NEW DELHI: In an ironical twist, bordering fallacy, Yasin Malik had tried to invoke the principles of non-violence espoused by Mahatma Gandhi.
Even as a Special Court in Delhi announced life imprisonment with a fine of Rs 10.75 lakh on the separatist leader in the 2017 terror funding case, it said that though he gave up the gun in 1994, he never condemned the path of violence.
The court said that Malik cannot invoke Mahatma Gandhi and claimed to be his follower because, in Mahatma Gandhi’s principles, there was no place for violence, howsoever high the objective might be.
In its order copy, Special NIA court judge Praveen Singh came down hard on Malik and said, “Admittedly, the convict had been engaged in violent terrorist activities prior to 1994. The claim of the convict is that he gave up the gun in the year 1994 and thereafter, he was recognised as a legitimate political player which is evident by the fact that the government of India has been engaging with him and had been providing him with the platforms to express his opinions.”
“On the face of it, it seems to be a very sound argument which would give an impression that the convict has already reformed.
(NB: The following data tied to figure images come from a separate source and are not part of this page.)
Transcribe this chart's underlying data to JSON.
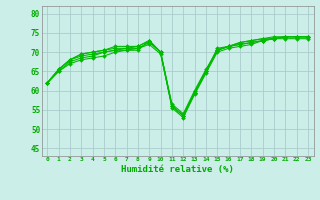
{
  "background_color": "#cceee8",
  "grid_color": "#aacccc",
  "line_color": "#00bb00",
  "marker_color": "#00bb00",
  "xlabel": "Humidité relative (%)",
  "xlabel_color": "#00aa00",
  "ylabel_color": "#00aa00",
  "xlim": [
    -0.5,
    23.5
  ],
  "ylim": [
    43,
    82
  ],
  "yticks": [
    45,
    50,
    55,
    60,
    65,
    70,
    75,
    80
  ],
  "xticks": [
    0,
    1,
    2,
    3,
    4,
    5,
    6,
    7,
    8,
    9,
    10,
    11,
    12,
    13,
    14,
    15,
    16,
    17,
    18,
    19,
    20,
    21,
    22,
    23
  ],
  "lines": [
    [
      62,
      65,
      67,
      68,
      68.5,
      69,
      70,
      70.5,
      70.5,
      73,
      70,
      55.5,
      53,
      59,
      64.5,
      70,
      71,
      71.5,
      72,
      73,
      73.5,
      73.5,
      73.5,
      73.5
    ],
    [
      62,
      65,
      67.5,
      68.5,
      69,
      70,
      70.5,
      70.5,
      71,
      72,
      69.5,
      56,
      53.5,
      59.5,
      65,
      70.5,
      71.5,
      72,
      72.5,
      73,
      73.5,
      74,
      74,
      74
    ],
    [
      62,
      65.5,
      68,
      69,
      69.5,
      70,
      70.5,
      71,
      71,
      72.5,
      70,
      56.5,
      54,
      60,
      65.5,
      70.5,
      71.5,
      72,
      72.5,
      73,
      73.5,
      74,
      74,
      74
    ],
    [
      62,
      65.5,
      68,
      69.5,
      70,
      70.5,
      71,
      71,
      71.5,
      73,
      70,
      56,
      53.5,
      59.5,
      65,
      70.5,
      71.5,
      72.5,
      73,
      73.5,
      73.5,
      74,
      74,
      74
    ],
    [
      62,
      65.5,
      68,
      69.5,
      70,
      70.5,
      71.5,
      71.5,
      71.5,
      73,
      70,
      56,
      53.5,
      59.5,
      65,
      71,
      71.5,
      72.5,
      73,
      73.5,
      74,
      74,
      74,
      74
    ]
  ]
}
However, in my opinion, there was no reformation of this convict. It may be correct that the convict may have given up the gun in the year 1994, but he had never expressed any regret for the violence he had committed prior to the year 1994,” he said.
In his order, the Judge said, “It is to be noticed that, when he claimed to have given up the path of violence after the year 1994, the government of India took it upon its face value and gave him an opportunity to reform and in good faith, tried to engage in a meaningful dialogue with him and as admitted by him, gave him every platform to express his opinion.”
“However, as discussed in the order on the charge, the convict did not desist from violence. Rather, betraying the good intentions of the government he took a different path to orchestrate violence in the guise of political struggle,” the Judge said.
The Judge further said that Malik has claimed that he had followed the Gandhian principle of “non-violence” and was spearheading a peaceful non-violent struggle.
“However, the evidence on the basis of which charges were framed and to which convict has pleaded guilty, speaks otherwise. The entire movement was planned to be a violent movement and large-scale violence ensued as a matter of fact. I must observe here that the convict cannot invoke the Mahatma and claim to be his follower because, in Mahatma Gandhi’s principles, there was no place for violence, howsoever high the objective might be,” the Judge said.
“It only took one small incident of violence at Chauri Chaura for the Mahatma to call off the entire non-cooperation movement but the convict, despite the large scale of violence engulfing the valley neither condemned the violence nor withdrew his calendar of protest which had led to the said violence,” he said.